During this worldwide turmoil, parents may also feel unsure and struggle with what to say to their children. But this is the time when parents should take the opportunity to help members in the family reconnect with each other, which will help everyone feel more secure. Having honest discussions about what everyone is feeling is vital to processing the information in a healthier way. It’s important that parents have these conversations to help ease fear about our “new normal” and implement strategies that will leave children feeling more assured.
Attunement, connection, patience and nurturing are a good place to start in regards to what we are facing, as a nation, today. It’s important for parents to be attuned to their child’s feelings regarding the overflow of information and being separated from their friends. Being patient with them with questions they may have or frustrations they may feel are important. Spending time connecting with them is essential to them feeling more secure and nurturing them through these tough times will help them feel more at ease.

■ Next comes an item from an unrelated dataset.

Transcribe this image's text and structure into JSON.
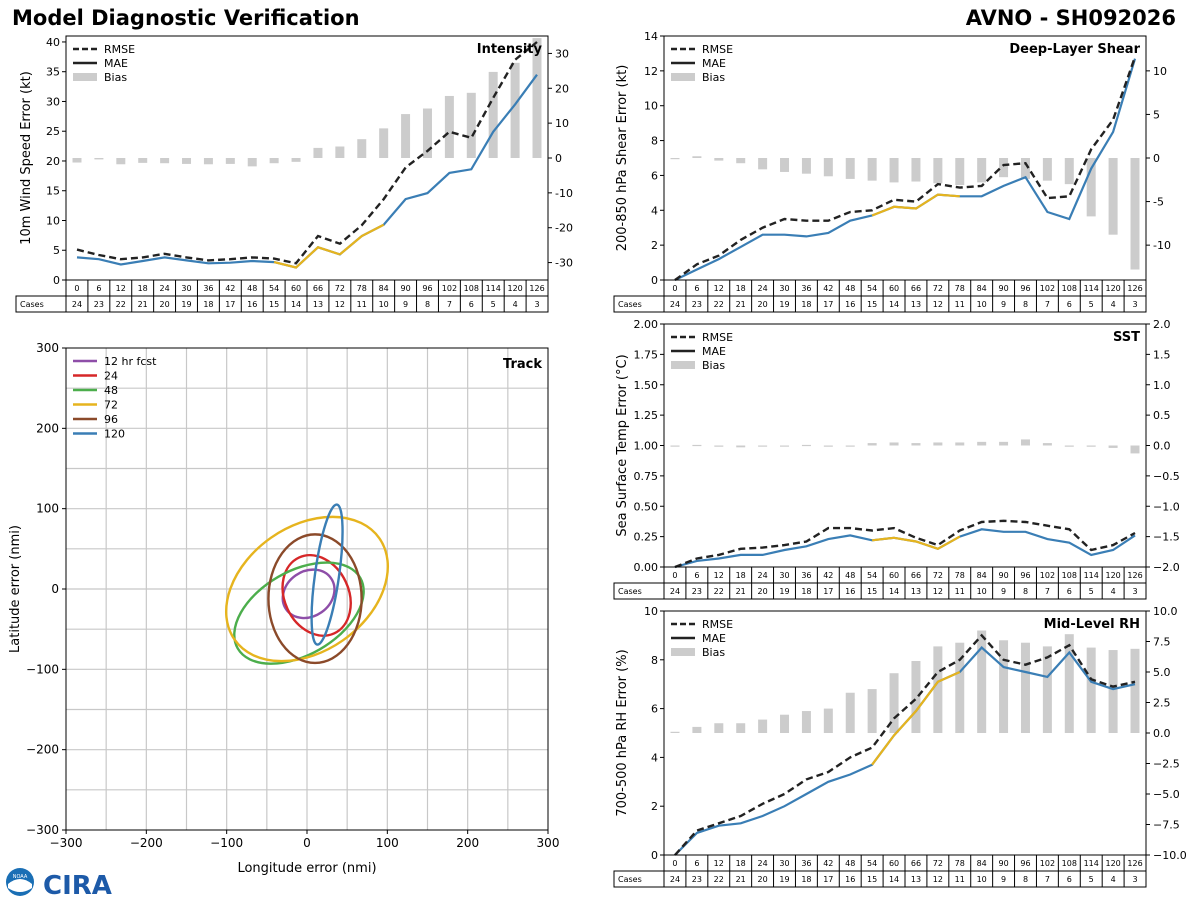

In helping children feel more comfort in these times, implementing strategies that will boost positive brain chemicals and neutralize cortisol, which is released when we are stressed or fearful, is helpful. Parents can increase dopamine by setting up time for families to do fun activities together. Setting up face-time, zoom or any other means to connect with family and friends. Giving hugs and spending time connecting with each other increases oxytocin which fosters trust and stability. By setting a positive mood, parents can increase serotonin which will make everyone more at ease. And boosting endorphins by going for a walk as a family or doing an online workout together will put everyone in a better mood.
In uncertain times, families can ease the anxiety by connecting with each other and making the best of the situation. By finding ways to boost the positive chemicals in the brain, parents can create an environment that fosters security for their family. In doing this, a stronger family bond will be created and getting through the tough times, together, will be easier. It takes a village. We will rise together!